European Medicines Agency widens public access to documents

Press release 30/11/2010

Policy on access to documents also sets out new approach for proactive disclosure of documents

The European Medicines Agency (EMA) has published its new policy on access to documents related to medicines for human and veterinary use. The new policy is part of the Agency's response to increasing public demand for more openness and transparency. It will give wider access than ever before to documents held by the Agency, while it ensures that personal data and commercial confidential information remain adequately protected.

“Openness and transparency are enshrined as fundamental values in the Agency's regulatory framework”, says Noël Wathion, Head of Patient Health Protection at the European Medicines Agency. “They allow our stakeholders to understand the basis for the Agency's scientific decision-making and provide for the basis on which patients and healthcare professionals can have confidence in our opinions and information relating to medicines.”

As a general rule, the Agency will release documents once a procedure concerning a medicine has been finalised to protect the decision-making process.

The new policy gives access to all business-related documents unless there is a need to respect arrangements with non-EU regulators or international organisations, or to protect the privacy and integrity of a natural or legal person. Documents submitted to the Agency as part of a marketing authorisation application, such as clinical trial reports, can now also be released, provided the decision-making process for the application in question is finalised.

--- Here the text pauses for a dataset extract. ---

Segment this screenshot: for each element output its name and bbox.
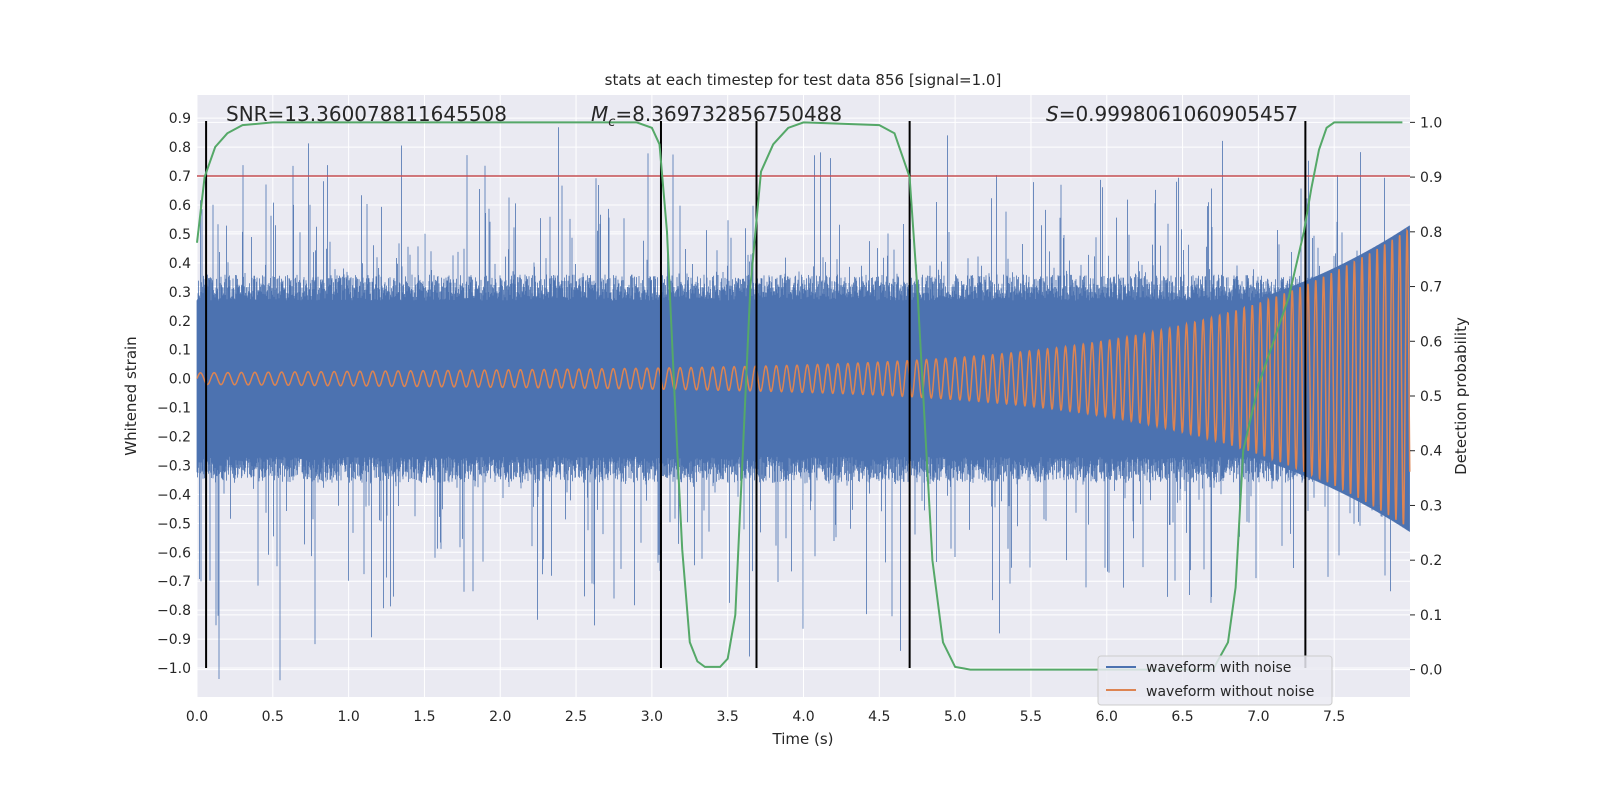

Where only parts of a document contain information that cannot be disclosed, the Agency will redact the document to protect personal data and commercial confidential information, and release the non-confidential parts.

The Agency has produced general guidance on the types of documents it holds, whether they can be made available and whether they will have to be redacted. The list in form of an 'output table' is available on the Agency's website.

Implementation of the policy will be in a two-step approach. The first phase will focus on reactive disclosure of documents in response to written requests. During this phase the Agency will put in place arrangements to ensure that implementation of this new policy will not conflict in any way with the ability of the Agency to perform its core functions of authorisation and supervision of medicines. In the second phase, the Agency will gradually populate the electronic register with documents held by the Agency which can be disclosed.